From these photos, you can gather that there is a RIGHT way and a WRONG way to install stucco on the exterior of a home. We’re going to share with you the basics of what to make sure your custom builder is doing if the exterior façade of your home is clad in stucco.
If you’re a “skip to the end” kind of person, here’s the gist:
A high-quality custom builder in this day and age should always install a drainage mat or rainscreen to create a drainage plane and ventilation space behind their stucco installations. No exceptions. No excuses. No shortcuts.
First a little background… When stucco gets wet, it absorbs water and can hold that moisture for a while. Sometimes it will dry to the exterior and sometimes, under specific weather conditions, it can be driven inwards. When the latter happens, the ventilation space created by specific building materials and methods is the only thing keeping the absorbed water from making its way into the walls of the home. The drainage plane (or ventilation space) behind the stucco allows the water to drain down the wall behind the stucco to the ground instead of working its way into the house.
So what layers should be included in proper stucco installation on a wood-frame home? Moving from interior to exterior, the layers should include:
- Plywood sheathing
- Water barrier (i.e. Tyvek, Zip System, etc.)
- Rainscreen or drainage mat
- Stucco scratch coat
- Stucco finish coat
On wood-frame homes with stucco, the International Residential Code (IRC) only calls for a “water-resistive, vapor-permeable barrier with a performance at least equivalent to two layers of Grade D paper.” The code does attempt to recommend a drainage plane between the two layers by integrating flashing with the first layer of building paper, however this two-layer plus flashing method has proven insufficient in protecting the sheathing behind stucco from moisture damage in our climate. So having a builder who simply builds “per code” is often NOT enough to ensure high-quality construction and longevity of your custom home.
The point is, a custom builder who prioritizes building science best practices will make sure that a sufficient drainage gap behind stucco is achieved, either through the use of a drainage mat or rainscreen.
There are other tips for success when installing stucco and abiding by them requires both a qualified subcontractor AND proper oversight of an experienced custom builder. First, nothing behind the stucco should block the bottom of the drainage plane and ventilation space. Whether the builder uses a weep screed or drip edge at the bottom of the wall, it’s imperative to ensure that the stucco subcontractor doesn’t clog the bottom of the rainscreen gap with stucco. That would ultimately defeat the purpose of creating a drainage plane as the moisture would get still get trapped at the bottom instead of draining out.

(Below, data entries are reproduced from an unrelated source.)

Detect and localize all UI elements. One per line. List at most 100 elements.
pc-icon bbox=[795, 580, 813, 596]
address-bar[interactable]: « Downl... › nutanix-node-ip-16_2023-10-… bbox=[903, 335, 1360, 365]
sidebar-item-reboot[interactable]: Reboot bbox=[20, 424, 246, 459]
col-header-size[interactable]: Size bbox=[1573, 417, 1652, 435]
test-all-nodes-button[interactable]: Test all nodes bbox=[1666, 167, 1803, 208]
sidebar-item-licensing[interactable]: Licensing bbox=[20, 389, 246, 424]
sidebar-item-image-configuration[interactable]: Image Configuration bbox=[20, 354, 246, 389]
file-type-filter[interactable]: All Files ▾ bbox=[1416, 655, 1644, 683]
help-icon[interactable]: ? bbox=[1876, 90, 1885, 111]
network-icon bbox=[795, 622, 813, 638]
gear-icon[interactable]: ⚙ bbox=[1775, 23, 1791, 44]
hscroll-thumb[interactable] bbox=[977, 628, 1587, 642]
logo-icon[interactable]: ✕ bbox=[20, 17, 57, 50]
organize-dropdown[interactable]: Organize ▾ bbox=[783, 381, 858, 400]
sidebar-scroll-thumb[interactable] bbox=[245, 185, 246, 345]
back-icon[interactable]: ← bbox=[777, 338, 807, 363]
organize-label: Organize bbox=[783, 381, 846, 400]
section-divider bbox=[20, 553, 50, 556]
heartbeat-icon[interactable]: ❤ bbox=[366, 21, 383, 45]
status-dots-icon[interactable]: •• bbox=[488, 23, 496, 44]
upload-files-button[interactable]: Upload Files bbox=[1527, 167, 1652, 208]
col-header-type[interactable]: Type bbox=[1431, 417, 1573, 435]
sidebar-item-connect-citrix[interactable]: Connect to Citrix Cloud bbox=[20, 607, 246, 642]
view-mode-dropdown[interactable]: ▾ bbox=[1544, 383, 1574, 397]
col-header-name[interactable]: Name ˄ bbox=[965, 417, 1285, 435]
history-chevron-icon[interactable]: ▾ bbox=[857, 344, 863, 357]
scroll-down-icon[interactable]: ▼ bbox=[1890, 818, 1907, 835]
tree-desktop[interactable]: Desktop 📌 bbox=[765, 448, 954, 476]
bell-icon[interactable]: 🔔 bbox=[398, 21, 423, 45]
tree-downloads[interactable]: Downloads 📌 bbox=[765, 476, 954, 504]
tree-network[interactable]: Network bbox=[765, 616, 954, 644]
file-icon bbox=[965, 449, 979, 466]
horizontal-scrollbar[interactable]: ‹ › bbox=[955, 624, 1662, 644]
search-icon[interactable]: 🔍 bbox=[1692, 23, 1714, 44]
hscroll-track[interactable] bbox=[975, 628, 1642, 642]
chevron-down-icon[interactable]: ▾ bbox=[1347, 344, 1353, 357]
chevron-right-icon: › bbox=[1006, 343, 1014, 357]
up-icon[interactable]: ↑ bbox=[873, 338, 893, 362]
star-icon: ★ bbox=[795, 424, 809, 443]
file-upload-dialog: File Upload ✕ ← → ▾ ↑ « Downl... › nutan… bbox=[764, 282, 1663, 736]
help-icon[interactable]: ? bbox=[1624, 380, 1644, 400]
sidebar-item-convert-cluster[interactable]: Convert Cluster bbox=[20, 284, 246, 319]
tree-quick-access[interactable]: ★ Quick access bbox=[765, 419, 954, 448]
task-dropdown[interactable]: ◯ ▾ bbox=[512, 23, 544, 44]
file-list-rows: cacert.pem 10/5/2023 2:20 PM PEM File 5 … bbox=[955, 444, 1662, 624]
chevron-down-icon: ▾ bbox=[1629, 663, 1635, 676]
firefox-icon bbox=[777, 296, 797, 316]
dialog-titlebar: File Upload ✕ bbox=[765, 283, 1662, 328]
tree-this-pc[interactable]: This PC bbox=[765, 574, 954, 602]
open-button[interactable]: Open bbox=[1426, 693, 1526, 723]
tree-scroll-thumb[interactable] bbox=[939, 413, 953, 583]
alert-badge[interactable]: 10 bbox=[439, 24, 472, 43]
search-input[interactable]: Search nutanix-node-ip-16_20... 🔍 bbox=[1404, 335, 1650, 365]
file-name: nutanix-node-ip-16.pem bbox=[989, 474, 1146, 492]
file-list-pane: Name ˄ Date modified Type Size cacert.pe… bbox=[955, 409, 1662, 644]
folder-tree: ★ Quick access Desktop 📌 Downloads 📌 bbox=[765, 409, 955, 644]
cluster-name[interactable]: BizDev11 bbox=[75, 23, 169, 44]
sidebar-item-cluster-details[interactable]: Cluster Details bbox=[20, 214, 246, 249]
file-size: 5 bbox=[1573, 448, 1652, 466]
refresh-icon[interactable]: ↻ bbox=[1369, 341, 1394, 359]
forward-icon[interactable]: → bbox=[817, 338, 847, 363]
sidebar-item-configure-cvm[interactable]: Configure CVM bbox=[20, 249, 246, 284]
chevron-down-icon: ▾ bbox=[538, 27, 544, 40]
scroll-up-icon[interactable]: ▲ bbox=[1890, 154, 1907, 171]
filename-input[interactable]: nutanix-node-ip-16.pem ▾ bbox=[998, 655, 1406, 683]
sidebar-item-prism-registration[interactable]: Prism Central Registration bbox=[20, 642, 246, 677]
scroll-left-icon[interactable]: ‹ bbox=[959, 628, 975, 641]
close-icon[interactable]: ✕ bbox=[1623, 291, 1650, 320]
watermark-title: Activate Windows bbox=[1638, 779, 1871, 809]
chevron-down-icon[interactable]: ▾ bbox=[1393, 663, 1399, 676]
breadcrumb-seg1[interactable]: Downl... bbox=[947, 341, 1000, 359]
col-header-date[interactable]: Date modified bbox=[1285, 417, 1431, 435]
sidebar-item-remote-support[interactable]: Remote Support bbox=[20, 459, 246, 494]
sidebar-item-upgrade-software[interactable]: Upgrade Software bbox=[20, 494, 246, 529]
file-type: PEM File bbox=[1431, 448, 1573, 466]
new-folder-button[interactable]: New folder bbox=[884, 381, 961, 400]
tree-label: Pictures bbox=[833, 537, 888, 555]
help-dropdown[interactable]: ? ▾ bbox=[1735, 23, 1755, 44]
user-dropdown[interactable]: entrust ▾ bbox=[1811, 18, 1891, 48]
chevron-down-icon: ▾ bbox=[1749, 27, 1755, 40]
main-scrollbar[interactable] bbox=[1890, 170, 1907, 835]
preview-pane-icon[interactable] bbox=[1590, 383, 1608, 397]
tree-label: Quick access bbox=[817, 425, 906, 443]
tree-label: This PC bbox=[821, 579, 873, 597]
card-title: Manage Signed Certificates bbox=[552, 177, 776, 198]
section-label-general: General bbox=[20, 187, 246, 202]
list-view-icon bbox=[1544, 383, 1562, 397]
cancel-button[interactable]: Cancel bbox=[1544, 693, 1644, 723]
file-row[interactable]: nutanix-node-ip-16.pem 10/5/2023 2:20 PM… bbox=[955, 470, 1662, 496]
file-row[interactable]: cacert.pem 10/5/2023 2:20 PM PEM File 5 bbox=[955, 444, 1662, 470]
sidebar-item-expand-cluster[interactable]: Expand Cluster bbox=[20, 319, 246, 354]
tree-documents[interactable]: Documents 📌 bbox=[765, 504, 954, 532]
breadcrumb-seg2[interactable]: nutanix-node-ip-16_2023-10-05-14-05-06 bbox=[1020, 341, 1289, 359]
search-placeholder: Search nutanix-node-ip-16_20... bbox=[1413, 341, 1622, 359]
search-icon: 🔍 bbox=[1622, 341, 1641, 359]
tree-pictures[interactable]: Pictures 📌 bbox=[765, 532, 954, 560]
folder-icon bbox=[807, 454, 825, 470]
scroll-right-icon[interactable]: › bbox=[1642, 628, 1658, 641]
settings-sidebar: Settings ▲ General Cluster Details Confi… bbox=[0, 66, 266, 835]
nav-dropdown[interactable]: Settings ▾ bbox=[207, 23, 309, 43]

Also, like always, proper flashing around windows and exterior doors (head flashing, flashing tape or liquid-applied, sill pan flashing, etc.) needs to be installed just right to prevent moisture damage from occurring. Even if stucco is installed properly, incorrect installation of flashing around windows and exterior doors can create areas of moisture penetration and damage.
Moral of the story: Be sure to evaluate which of your custom builder candidates prioritizes continual learning and development when it comes to building science. You want your custom builder to be updated on the most current best practices when it comes to building methods and materials so that your home will be healthier, higher performing, and built well enough to stand the test of time. In short, choose an experienced, high-quality builder to build your custom home.